Au Mans, l’arrivée en Ligue 1 redonne du lustre au stade Marie-Marvingt, premier « éléphant blanc » de France

Situé dans le sud de la ville, en plein cœur du pôle d’excellence sportive du Mans, le stade Marie-Marvingt se fond dans le décor. L’écrin de 25 000 places – le deuxième plus grand de la région derrière la Beaujoire, à Nantes – est entouré de l’Antarès Arena, où évolue l’équipe de basket de la cité sarthoise, et du mythique circuit des 24 Heures du Mans, l’épreuve d’endurance automobile la plus réputée au monde.
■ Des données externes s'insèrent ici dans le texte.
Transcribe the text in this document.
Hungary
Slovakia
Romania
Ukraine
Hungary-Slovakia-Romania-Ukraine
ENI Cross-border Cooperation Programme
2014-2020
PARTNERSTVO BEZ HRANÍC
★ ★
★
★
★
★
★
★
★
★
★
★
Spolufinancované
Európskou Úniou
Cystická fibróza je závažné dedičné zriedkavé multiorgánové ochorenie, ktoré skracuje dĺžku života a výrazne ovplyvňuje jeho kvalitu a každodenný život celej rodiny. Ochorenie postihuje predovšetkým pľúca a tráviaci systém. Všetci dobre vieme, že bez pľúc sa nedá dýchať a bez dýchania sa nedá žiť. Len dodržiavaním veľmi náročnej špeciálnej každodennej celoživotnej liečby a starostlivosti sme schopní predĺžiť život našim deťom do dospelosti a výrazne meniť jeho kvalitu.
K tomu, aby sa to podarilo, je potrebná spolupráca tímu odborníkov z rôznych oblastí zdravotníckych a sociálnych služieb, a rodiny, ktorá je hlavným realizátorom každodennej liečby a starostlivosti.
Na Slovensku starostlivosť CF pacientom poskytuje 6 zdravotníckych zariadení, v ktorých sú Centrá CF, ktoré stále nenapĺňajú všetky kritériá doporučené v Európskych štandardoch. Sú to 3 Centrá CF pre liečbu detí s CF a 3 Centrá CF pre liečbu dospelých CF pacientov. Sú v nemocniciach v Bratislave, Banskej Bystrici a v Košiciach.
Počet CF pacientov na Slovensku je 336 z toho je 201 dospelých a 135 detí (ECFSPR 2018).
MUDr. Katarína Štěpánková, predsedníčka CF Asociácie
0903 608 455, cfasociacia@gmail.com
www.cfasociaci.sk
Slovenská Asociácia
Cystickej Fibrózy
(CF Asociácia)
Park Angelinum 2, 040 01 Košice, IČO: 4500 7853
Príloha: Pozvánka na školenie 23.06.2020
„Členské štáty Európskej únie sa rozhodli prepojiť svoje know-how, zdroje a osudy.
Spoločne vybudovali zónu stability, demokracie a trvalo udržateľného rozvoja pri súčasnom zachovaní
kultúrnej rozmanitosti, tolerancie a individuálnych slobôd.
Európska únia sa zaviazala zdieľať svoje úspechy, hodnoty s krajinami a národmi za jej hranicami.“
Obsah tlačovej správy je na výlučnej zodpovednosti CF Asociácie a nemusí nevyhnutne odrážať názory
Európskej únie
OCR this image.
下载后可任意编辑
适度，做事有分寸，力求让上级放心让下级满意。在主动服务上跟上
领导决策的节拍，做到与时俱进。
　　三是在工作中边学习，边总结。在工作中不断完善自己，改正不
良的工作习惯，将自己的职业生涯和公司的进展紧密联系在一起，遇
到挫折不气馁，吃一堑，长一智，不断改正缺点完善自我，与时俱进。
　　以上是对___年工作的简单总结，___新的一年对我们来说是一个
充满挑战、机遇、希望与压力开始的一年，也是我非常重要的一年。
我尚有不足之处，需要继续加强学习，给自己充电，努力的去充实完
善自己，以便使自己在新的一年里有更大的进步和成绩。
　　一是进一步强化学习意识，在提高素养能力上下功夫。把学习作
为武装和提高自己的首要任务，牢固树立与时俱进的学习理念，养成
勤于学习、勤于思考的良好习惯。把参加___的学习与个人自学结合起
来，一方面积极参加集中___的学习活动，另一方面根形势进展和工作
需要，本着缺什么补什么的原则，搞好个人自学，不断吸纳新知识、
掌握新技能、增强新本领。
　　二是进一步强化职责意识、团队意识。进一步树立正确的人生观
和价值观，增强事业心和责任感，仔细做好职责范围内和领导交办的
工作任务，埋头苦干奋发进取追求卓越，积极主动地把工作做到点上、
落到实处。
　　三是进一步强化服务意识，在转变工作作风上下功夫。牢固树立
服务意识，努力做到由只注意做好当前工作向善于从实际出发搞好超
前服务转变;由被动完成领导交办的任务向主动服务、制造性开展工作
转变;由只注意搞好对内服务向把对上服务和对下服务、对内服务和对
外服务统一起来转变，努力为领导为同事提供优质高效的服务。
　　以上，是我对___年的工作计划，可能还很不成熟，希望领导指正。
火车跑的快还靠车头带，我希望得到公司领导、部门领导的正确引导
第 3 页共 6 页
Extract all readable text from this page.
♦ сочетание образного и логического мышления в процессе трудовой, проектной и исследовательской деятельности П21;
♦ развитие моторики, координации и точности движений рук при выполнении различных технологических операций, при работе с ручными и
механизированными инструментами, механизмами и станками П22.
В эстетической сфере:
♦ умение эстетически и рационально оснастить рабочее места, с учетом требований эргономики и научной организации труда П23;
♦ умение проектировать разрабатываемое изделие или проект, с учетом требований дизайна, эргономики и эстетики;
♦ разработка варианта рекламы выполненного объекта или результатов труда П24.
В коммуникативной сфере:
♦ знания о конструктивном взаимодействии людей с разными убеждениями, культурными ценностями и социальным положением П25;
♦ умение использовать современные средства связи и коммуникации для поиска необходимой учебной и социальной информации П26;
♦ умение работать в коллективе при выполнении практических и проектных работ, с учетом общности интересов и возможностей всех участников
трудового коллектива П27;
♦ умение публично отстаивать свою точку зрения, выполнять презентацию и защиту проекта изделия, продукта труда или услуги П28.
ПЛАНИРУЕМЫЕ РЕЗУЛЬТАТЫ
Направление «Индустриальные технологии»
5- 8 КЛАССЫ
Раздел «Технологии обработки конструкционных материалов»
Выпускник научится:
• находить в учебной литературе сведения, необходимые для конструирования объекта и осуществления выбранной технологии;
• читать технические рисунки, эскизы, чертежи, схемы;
Samedi 22 août, il accueillera la première rencontre de Ligue 1 de son histoire, avec le match des Sang et Or contre Brest.

A quelques pas de l’enceinte, le local du Virage sud bouillonnait dix jours avant cette échéance, alors que vrombissaient les voitures de course s’entraînant sur le circuit Bugatti voisin : mercredi 12 août, des bénévoles du plus important groupe de supporteurs du club, fondé en 1985, distribuent des passes à ses adhérents. Pour cette saison 2026-2027, 13 500 personnes se sont abonnées au stade, un record.

« Pendant nos années dans les divisions inférieures, [le stade] avait du mal à se remplir, même si on avait la deuxième meilleure affluence de Ligue 2 la saison dernière, derrière Saint-Etienne [avec quelque 12 000 spectateurs en moyenne par match] », témoigne Elodie Drouet, secrétaire du Virage sud. Pour son retour dans l’élite du football français, seize ans après l’avoir quittée, la formation sarthoise pourra compter sur le soutien du stade Marie-Marvingt, longtemps considéré comme le premier « éléphant blanc » de France – une construction coûteuse, délaissée et très peu lucrative.